Ersari Rug, ca. 1900
I was living on a cattle ranch in Colorado, and an older couple had moved there from San Francisco to retire, and bought a fish farm. And they were selling all their San Francisco things and buying Western. This was in a garage rolled up, and I asked how much they wanted for it, and they said $25. And I wrote out the check really fast.
How long ago was this?
1975 or '76.
Okay. It's an antique rug from around 1900, woven in the Afghanistan region by the Ersari tribe.
Oh, for heaven's sake.
So these were nomadic people that by the late 19th century had started to weave as a cottage industry, because rugs had become so popular.

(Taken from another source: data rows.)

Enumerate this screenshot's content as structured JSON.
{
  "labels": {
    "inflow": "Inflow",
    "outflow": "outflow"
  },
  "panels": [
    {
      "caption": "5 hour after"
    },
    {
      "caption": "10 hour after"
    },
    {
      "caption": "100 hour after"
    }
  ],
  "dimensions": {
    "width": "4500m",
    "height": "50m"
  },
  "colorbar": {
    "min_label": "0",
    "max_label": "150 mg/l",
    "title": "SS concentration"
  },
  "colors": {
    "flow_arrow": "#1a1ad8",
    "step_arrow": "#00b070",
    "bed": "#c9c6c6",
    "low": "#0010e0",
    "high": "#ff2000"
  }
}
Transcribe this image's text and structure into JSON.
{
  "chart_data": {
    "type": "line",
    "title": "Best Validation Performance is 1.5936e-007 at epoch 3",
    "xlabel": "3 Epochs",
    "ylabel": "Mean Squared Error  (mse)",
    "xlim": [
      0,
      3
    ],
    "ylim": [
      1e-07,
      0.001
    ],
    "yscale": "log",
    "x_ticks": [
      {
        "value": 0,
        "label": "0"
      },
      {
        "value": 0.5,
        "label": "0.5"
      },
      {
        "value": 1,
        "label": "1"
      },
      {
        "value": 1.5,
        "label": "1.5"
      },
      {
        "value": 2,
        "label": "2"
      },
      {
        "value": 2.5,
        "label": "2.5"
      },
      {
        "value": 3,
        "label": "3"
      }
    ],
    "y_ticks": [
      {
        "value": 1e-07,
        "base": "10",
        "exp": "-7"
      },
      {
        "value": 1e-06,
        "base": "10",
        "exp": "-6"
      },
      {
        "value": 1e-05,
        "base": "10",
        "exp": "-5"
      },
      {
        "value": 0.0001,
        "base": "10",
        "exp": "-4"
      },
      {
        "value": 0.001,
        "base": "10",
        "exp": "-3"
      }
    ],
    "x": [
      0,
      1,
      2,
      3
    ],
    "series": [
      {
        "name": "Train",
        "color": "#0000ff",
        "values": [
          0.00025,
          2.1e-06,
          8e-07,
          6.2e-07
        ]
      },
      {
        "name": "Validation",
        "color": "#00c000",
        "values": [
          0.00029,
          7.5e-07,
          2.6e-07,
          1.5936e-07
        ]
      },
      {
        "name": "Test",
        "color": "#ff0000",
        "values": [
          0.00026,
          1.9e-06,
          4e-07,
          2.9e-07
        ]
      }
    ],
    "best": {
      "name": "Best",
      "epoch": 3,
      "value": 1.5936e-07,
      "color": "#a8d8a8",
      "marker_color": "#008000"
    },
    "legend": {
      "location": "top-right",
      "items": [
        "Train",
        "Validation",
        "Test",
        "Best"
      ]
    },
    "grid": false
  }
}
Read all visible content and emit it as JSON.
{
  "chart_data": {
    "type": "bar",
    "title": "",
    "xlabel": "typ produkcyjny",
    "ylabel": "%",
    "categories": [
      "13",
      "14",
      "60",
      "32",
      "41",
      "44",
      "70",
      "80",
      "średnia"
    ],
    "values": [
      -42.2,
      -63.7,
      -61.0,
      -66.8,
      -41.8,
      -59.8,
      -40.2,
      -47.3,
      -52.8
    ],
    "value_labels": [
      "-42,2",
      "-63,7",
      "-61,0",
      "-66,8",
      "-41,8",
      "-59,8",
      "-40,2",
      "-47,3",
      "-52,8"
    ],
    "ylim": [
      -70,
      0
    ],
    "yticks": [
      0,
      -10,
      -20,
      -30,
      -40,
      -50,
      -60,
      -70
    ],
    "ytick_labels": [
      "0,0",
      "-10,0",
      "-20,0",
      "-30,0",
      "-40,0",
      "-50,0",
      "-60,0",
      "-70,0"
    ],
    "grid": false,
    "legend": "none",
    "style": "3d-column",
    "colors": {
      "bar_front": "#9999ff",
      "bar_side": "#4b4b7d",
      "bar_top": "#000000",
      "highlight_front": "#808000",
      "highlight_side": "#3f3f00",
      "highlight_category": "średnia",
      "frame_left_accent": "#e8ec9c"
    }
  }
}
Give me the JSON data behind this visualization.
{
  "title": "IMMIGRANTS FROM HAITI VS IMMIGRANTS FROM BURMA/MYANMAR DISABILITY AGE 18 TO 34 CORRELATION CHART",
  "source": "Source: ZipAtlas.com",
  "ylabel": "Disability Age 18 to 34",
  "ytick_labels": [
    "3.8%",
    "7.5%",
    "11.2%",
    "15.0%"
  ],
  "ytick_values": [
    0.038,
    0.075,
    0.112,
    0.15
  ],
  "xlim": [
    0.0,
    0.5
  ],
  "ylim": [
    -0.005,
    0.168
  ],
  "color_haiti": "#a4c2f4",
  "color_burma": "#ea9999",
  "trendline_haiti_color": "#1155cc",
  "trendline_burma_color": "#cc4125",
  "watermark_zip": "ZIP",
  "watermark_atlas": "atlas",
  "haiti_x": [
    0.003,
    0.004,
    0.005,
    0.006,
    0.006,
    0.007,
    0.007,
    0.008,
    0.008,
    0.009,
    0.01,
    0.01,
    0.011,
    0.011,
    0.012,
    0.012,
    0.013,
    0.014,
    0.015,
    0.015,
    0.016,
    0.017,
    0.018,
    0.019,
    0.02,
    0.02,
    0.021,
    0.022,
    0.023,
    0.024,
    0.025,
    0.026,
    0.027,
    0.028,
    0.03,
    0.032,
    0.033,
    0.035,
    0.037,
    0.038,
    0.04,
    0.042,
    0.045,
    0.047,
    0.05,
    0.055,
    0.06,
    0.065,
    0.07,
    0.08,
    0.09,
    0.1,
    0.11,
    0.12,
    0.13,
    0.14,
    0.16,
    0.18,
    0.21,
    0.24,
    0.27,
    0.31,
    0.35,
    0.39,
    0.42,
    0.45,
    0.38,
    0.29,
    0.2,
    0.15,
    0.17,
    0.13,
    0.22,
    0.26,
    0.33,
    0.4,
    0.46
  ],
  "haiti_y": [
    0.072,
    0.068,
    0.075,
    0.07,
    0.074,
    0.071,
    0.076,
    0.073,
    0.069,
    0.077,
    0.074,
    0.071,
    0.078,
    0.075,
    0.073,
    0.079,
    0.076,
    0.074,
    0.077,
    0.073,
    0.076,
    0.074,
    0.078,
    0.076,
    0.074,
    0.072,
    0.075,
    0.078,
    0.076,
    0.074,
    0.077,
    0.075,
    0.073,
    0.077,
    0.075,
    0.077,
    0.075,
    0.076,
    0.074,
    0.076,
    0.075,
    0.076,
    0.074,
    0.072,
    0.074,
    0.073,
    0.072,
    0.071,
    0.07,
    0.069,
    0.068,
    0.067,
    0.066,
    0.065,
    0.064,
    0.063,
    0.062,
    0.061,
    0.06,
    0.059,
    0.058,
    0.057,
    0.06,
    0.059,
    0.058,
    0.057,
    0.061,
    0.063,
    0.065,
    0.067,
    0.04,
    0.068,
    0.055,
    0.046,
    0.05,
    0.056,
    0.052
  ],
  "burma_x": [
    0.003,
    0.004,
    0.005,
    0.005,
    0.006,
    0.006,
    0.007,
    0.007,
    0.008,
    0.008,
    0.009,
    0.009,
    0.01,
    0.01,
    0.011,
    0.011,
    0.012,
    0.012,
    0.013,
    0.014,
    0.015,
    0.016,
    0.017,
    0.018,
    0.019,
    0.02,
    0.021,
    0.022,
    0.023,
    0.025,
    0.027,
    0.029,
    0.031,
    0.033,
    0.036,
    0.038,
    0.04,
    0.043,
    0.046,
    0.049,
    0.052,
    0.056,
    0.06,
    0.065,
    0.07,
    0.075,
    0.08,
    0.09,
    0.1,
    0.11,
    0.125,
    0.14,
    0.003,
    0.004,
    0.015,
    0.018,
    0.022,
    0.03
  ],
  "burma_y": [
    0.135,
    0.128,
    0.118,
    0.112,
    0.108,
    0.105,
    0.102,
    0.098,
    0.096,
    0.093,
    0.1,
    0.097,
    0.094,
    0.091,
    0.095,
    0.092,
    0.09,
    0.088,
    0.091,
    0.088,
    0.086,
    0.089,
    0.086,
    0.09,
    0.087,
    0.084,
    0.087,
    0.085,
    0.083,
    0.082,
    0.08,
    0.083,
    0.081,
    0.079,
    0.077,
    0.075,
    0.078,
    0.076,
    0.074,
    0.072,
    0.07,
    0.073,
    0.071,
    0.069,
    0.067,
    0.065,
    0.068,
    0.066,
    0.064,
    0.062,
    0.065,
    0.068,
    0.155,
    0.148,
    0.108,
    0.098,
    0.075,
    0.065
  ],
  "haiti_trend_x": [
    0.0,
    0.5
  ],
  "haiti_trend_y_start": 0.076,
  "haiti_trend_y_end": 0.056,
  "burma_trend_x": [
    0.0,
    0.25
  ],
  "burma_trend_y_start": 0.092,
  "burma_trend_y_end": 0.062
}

In earlier times, the rugs looked a good deal different than this. One of the main differences is these large medallions that you see...
Which there are three rows... In the earlier examples, let's say from the early 19th century or the mid-19th century, there would have been a lot more spacing between the individual medallions, which are called guls. As these nomads became more commercial in their endeavor, there tended to be a trend towards packing in more and more design. And the people that collect Turkoman rugs want to have the earlier examples that are more suggestive of the time when they were making things for their own purposes. I'd say if you had to go out and buy this today in the retail market, you'd have to pay around $5,000 for it.
Oh, that would be great. Well, that's wonderful. That's all right.